Learn more about Diverticular disease and diverticulitis
Diverticular disease refers to the presence of diverticuli in the colon. A diverticulum is simply a pocket or an out-pouching that occurs at a site of relative weakness. These can be considered a consequence of wear-and-tear in the bowel, akin to pot-holes in the road.
In a Western population, diverticular disease is very common – almost like having wrinkles. It is present in 10% of those age 40 and increases to over 50% at age 60. It is believed that our modern diet has a chronic lack of fibre. This results in a less bulky stool, and the bowel then has to work harder and exert higher pressures to move the stool through the colon. Over time, these increased pressures result in the formation of a thick muscular bowel wall, and eventually diverticuli form at sites of weakness.
There is much confusion about the terminology related to diverticular disease. The presence of pockets is called either: diverticular disease, diverticulosis, diverticulum or colloquially – ‘tics’. These all mean the same thing and in general, do not cause symptoms at this stage of the disease. Once formed, diverticuli do not disappear and most people suffer no ill-effects.
The usual recommendation for people with diverticular disease is to ensure adequate dietary fibre intake, and/or the use of a fibre supplement available from the pharmacist or supermarket (e.g. Metamucil, Benefibre, Nulax). The old advice to avoid grains, seeds or nuts have not been shown in large population studies to prevent complications, thus there is no good evidence that any particular foods should be avoided.
Diverticulitis is the most common complication of diverticular disease and occurs in approximately 15%. Diverticulitis refers to infection or inflammation associated with one or more of these pockets. This typically causes pain, most often in the left lower abdomen and the pain may be worse with movement. Severe cases are associated with more generalised and severe abdominal pain, fevers, loss of appetite and feeling unwell.
Uncomplicated diverticulitis may be managed in hospital or at home. Emerging evidence suggests that straight-forward diverticulitis may not require antibiotics, however, it has been traditionally treated with antibiotics. Antibiotics may still be used depending on the severity of the attack, findings on a CT scan, or depending on age or other medical conditions. The chance of a second attack of diverticulitis is about 30%.
Complicated diverticulitis refers to the additional presence of an abscess or an unconfined leak or perforation in the bowel. This also results in pain and can have additional signs such as fevers, sweats and becoming more unwell. This may require antibiotics alone, drainage of any abscess, and sometimes emergency surgery.
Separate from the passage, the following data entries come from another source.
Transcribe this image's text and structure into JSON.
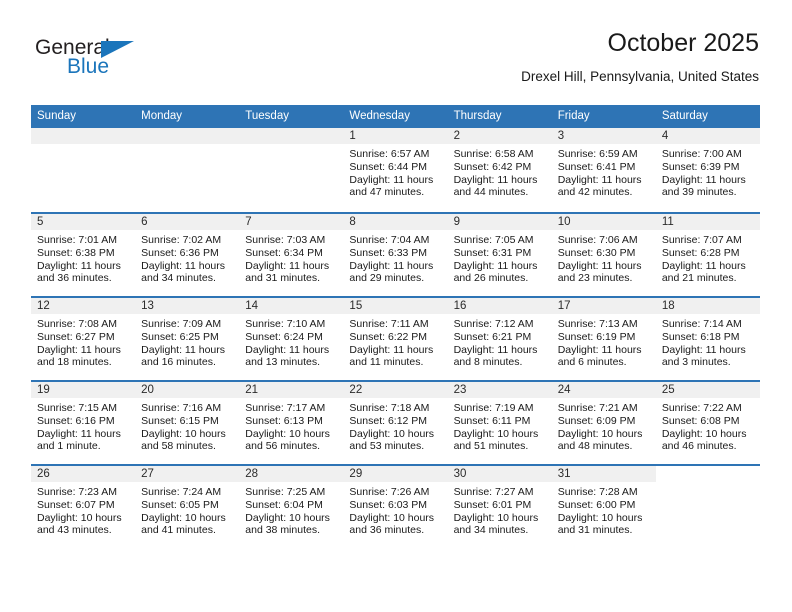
{
  "brand": {
    "logo_text_primary": "General",
    "logo_text_secondary": "Blue",
    "primary_color": "#231f20",
    "accent_color": "#1b75bb"
  },
  "header": {
    "title": "October 2025",
    "subtitle": "Drexel Hill, Pennsylvania, United States",
    "header_bg_color": "#2e74b5",
    "daynum_band_color": "#f0f0f0"
  },
  "weekday_headers": [
    "Sunday",
    "Monday",
    "Tuesday",
    "Wednesday",
    "Thursday",
    "Friday",
    "Saturday"
  ],
  "weeks": [
    [
      {
        "day": "",
        "sunrise": "",
        "sunset": "",
        "daylight1": "",
        "daylight2": "",
        "state": "empty"
      },
      {
        "day": "",
        "sunrise": "",
        "sunset": "",
        "daylight1": "",
        "daylight2": "",
        "state": "empty"
      },
      {
        "day": "",
        "sunrise": "",
        "sunset": "",
        "daylight1": "",
        "daylight2": "",
        "state": "empty"
      },
      {
        "day": "1",
        "sunrise": "Sunrise: 6:57 AM",
        "sunset": "Sunset: 6:44 PM",
        "daylight1": "Daylight: 11 hours",
        "daylight2": "and 47 minutes.",
        "state": "day"
      },
      {
        "day": "2",
        "sunrise": "Sunrise: 6:58 AM",
        "sunset": "Sunset: 6:42 PM",
        "daylight1": "Daylight: 11 hours",
        "daylight2": "and 44 minutes.",
        "state": "day"
      },
      {
        "day": "3",
        "sunrise": "Sunrise: 6:59 AM",
        "sunset": "Sunset: 6:41 PM",
        "daylight1": "Daylight: 11 hours",
        "daylight2": "and 42 minutes.",
        "state": "day"
      },
      {
        "day": "4",
        "sunrise": "Sunrise: 7:00 AM",
        "sunset": "Sunset: 6:39 PM",
        "daylight1": "Daylight: 11 hours",
        "daylight2": "and 39 minutes.",
        "state": "day"
      }
    ],
    [
      {
        "day": "5",
        "sunrise": "Sunrise: 7:01 AM",
        "sunset": "Sunset: 6:38 PM",
        "daylight1": "Daylight: 11 hours",
        "daylight2": "and 36 minutes.",
        "state": "day"
      },
      {
        "day": "6",
        "sunrise": "Sunrise: 7:02 AM",
        "sunset": "Sunset: 6:36 PM",
        "daylight1": "Daylight: 11 hours",
        "daylight2": "and 34 minutes.",
        "state": "day"
      },
      {
        "day": "7",
        "sunrise": "Sunrise: 7:03 AM",
        "sunset": "Sunset: 6:34 PM",
        "daylight1": "Daylight: 11 hours",
        "daylight2": "and 31 minutes.",
        "state": "day"
      },
      {
        "day": "8",
        "sunrise": "Sunrise: 7:04 AM",
        "sunset": "Sunset: 6:33 PM",
        "daylight1": "Daylight: 11 hours",
        "daylight2": "and 29 minutes.",
        "state": "day"
      },
      {
        "day": "9",
        "sunrise": "Sunrise: 7:05 AM",
        "sunset": "Sunset: 6:31 PM",
        "daylight1": "Daylight: 11 hours",
        "daylight2": "and 26 minutes.",
        "state": "day"
      },
      {
        "day": "10",
        "sunrise": "Sunrise: 7:06 AM",
        "sunset": "Sunset: 6:30 PM",
        "daylight1": "Daylight: 11 hours",
        "daylight2": "and 23 minutes.",
        "state": "day"
      },
      {
        "day": "11",
        "sunrise": "Sunrise: 7:07 AM",
        "sunset": "Sunset: 6:28 PM",
        "daylight1": "Daylight: 11 hours",
        "daylight2": "and 21 minutes.",
        "state": "day"
      }
    ],
    [
      {
        "day": "12",
        "sunrise": "Sunrise: 7:08 AM",
        "sunset": "Sunset: 6:27 PM",
        "daylight1": "Daylight: 11 hours",
        "daylight2": "and 18 minutes.",
        "state": "day"
      },
      {
        "day": "13",
        "sunrise": "Sunrise: 7:09 AM",
        "sunset": "Sunset: 6:25 PM",
        "daylight1": "Daylight: 11 hours",
        "daylight2": "and 16 minutes.",
        "state": "day"
      },
      {
        "day": "14",
        "sunrise": "Sunrise: 7:10 AM",
        "sunset": "Sunset: 6:24 PM",
        "daylight1": "Daylight: 11 hours",
        "daylight2": "and 13 minutes.",
        "state": "day"
      },
      {
        "day": "15",
        "sunrise": "Sunrise: 7:11 AM",
        "sunset": "Sunset: 6:22 PM",
        "daylight1": "Daylight: 11 hours",
        "daylight2": "and 11 minutes.",
        "state": "day"
      },
      {
        "day": "16",
        "sunrise": "Sunrise: 7:12 AM",
        "sunset": "Sunset: 6:21 PM",
        "daylight1": "Daylight: 11 hours",
        "daylight2": "and 8 minutes.",
        "state": "day"
      },
      {
        "day": "17",
        "sunrise": "Sunrise: 7:13 AM",
        "sunset": "Sunset: 6:19 PM",
        "daylight1": "Daylight: 11 hours",
        "daylight2": "and 6 minutes.",
        "state": "day"
      },
      {
        "day": "18",
        "sunrise": "Sunrise: 7:14 AM",
        "sunset": "Sunset: 6:18 PM",
        "daylight1": "Daylight: 11 hours",
        "daylight2": "and 3 minutes.",
        "state": "day"
      }
    ],
    [
      {
        "day": "19",
        "sunrise": "Sunrise: 7:15 AM",
        "sunset": "Sunset: 6:16 PM",
        "daylight1": "Daylight: 11 hours",
        "daylight2": "and 1 minute.",
        "state": "day"
      },
      {
        "day": "20",
        "sunrise": "Sunrise: 7:16 AM",
        "sunset": "Sunset: 6:15 PM",
        "daylight1": "Daylight: 10 hours",
        "daylight2": "and 58 minutes.",
        "state": "day"
      },
      {
        "day": "21",
        "sunrise": "Sunrise: 7:17 AM",
        "sunset": "Sunset: 6:13 PM",
        "daylight1": "Daylight: 10 hours",
        "daylight2": "and 56 minutes.",
        "state": "day"
      },
      {
        "day": "22",
        "sunrise": "Sunrise: 7:18 AM",
        "sunset": "Sunset: 6:12 PM",
        "daylight1": "Daylight: 10 hours",
        "daylight2": "and 53 minutes.",
        "state": "day"
      },
      {
        "day": "23",
        "sunrise": "Sunrise: 7:19 AM",
        "sunset": "Sunset: 6:11 PM",
        "daylight1": "Daylight: 10 hours",
        "daylight2": "and 51 minutes.",
        "state": "day"
      },
      {
        "day": "24",
        "sunrise": "Sunrise: 7:21 AM",
        "sunset": "Sunset: 6:09 PM",
        "daylight1": "Daylight: 10 hours",
        "daylight2": "and 48 minutes.",
        "state": "day"
      },
      {
        "day": "25",
        "sunrise": "Sunrise: 7:22 AM",
        "sunset": "Sunset: 6:08 PM",
        "daylight1": "Daylight: 10 hours",
        "daylight2": "and 46 minutes.",
        "state": "day"
      }
    ],
    [
      {
        "day": "26",
        "sunrise": "Sunrise: 7:23 AM",
        "sunset": "Sunset: 6:07 PM",
        "daylight1": "Daylight: 10 hours",
        "daylight2": "and 43 minutes.",
        "state": "day"
      },
      {
        "day": "27",
        "sunrise": "Sunrise: 7:24 AM",
        "sunset": "Sunset: 6:05 PM",
        "daylight1": "Daylight: 10 hours",
        "daylight2": "and 41 minutes.",
        "state": "day"
      },
      {
        "day": "28",
        "sunrise": "Sunrise: 7:25 AM",
        "sunset": "Sunset: 6:04 PM",
        "daylight1": "Daylight: 10 hours",
        "daylight2": "and 38 minutes.",
        "state": "day"
      },
      {
        "day": "29",
        "sunrise": "Sunrise: 7:26 AM",
        "sunset": "Sunset: 6:03 PM",
        "daylight1": "Daylight: 10 hours",
        "daylight2": "and 36 minutes.",
        "state": "day"
      },
      {
        "day": "30",
        "sunrise": "Sunrise: 7:27 AM",
        "sunset": "Sunset: 6:01 PM",
        "daylight1": "Daylight: 10 hours",
        "daylight2": "and 34 minutes.",
        "state": "day"
      },
      {
        "day": "31",
        "sunrise": "Sunrise: 7:28 AM",
        "sunset": "Sunset: 6:00 PM",
        "daylight1": "Daylight: 10 hours",
        "daylight2": "and 31 minutes.",
        "state": "day"
      },
      {
        "day": "",
        "sunrise": "",
        "sunset": "",
        "daylight1": "",
        "daylight2": "",
        "state": "blank"
      }
    ]
  ]
}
Surgery for diverticulitis may be considered for recurrent attacks of diverticulitis. Alternatively, it will be discussed after an episode of complicated diverticulitis. It may be done in an elective setting when the inflammation has settled, or sometimes required as an emergency procedure but fortunately, this is uncommon.
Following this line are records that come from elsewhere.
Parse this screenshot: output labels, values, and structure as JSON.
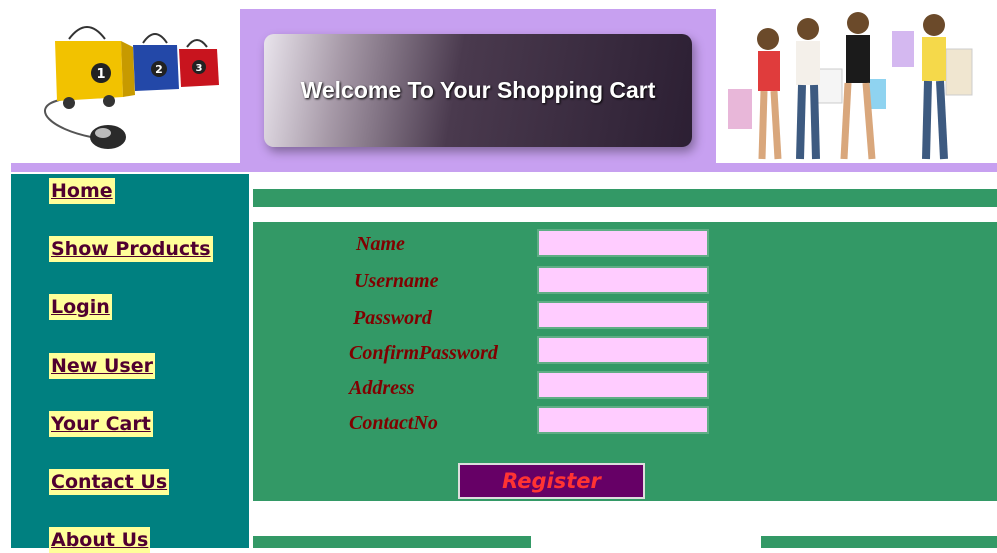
{
  "header": {
    "banner_title": "Welcome To Your Shopping Cart",
    "logo_icon": "shopping-bags-123-icon",
    "photo_icon": "shoppers-photo"
  },
  "sidebar": {
    "items": [
      {
        "label": "Home"
      },
      {
        "label": "Show Products"
      },
      {
        "label": "Login"
      },
      {
        "label": "New User"
      },
      {
        "label": "Your Cart"
      },
      {
        "label": "Contact Us"
      },
      {
        "label": "About Us"
      }
    ]
  },
  "form": {
    "fields": [
      {
        "label": "Name",
        "value": ""
      },
      {
        "label": "Username",
        "value": ""
      },
      {
        "label": "Password",
        "value": ""
      },
      {
        "label": "ConfirmPassword",
        "value": ""
      },
      {
        "label": "Address",
        "value": ""
      },
      {
        "label": "ContactNo",
        "value": ""
      }
    ],
    "register_label": "Register"
  },
  "colors": {
    "header_bg": "#c7a0f0",
    "sidebar_bg": "#008080",
    "panel_bg": "#339966",
    "nav_highlight": "#ffff99",
    "input_bg": "#ffccff",
    "button_bg": "#660066",
    "button_text": "#ff3333",
    "label_text": "#800000"
  }
}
Surgery may require a washout and/or removal of the affected segment of the bowel. Depending on the severity of the illness, sometimes it may not be safe to join the bowel back together, and a colostomy or bowel bag may need to be formed. This delivers waste onto the abdominal wall and is collected in a stoma. A stoma is avoided when safe and possible.
Elective surgery for diverticulitis depends on individual patient circumstances and needs to be discussed.
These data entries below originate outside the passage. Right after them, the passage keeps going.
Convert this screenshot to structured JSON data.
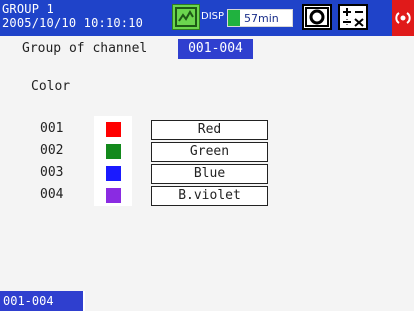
{
  "header": {
    "group_label": "GROUP 1",
    "datetime": "2005/10/10 10:10:10",
    "disp_label": "DISP",
    "remaining_time": "57min",
    "remaining_fraction": 0.18,
    "icons": [
      "memory-icon",
      "camera-snapshot-icon",
      "math-icon",
      "alarm-icon"
    ],
    "colors": {
      "bar_bg": "#1f43c9",
      "memory": "#6bd64e",
      "alarm": "#e01a1a"
    }
  },
  "form": {
    "group_label": "Group of channel",
    "group_value": "001-004",
    "color_label": "Color"
  },
  "channels": [
    {
      "number": "001",
      "color_name": "Red",
      "color": "#ff0000"
    },
    {
      "number": "002",
      "color_name": "Green",
      "color": "#13891c"
    },
    {
      "number": "003",
      "color_name": "Blue",
      "color": "#1a1aff"
    },
    {
      "number": "004",
      "color_name": "B.violet",
      "color": "#8a2be2"
    }
  ],
  "footer": {
    "tab_label": "001-004"
  }
}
As a follow-up for diverticulitis, a colonoscopy is often performed. This is to confirm the presence of diverticular disease and often used as an opportunity to exclude the presence of bowel polyps and even bowel cancers. In uncomplicated diverticulitis, there seems to be no particular increased risk for bowel polyps or cancer.
Diverticular disease may also account for rectal bleeding. This is usually dark-red/maroon and may be quite heavy, requiring hospital admission. Approximately 90% of the time, this bleeding will stop, but on occasion requires intervention. Any rectal bleeding warrants investigation by a colorectal surgeon.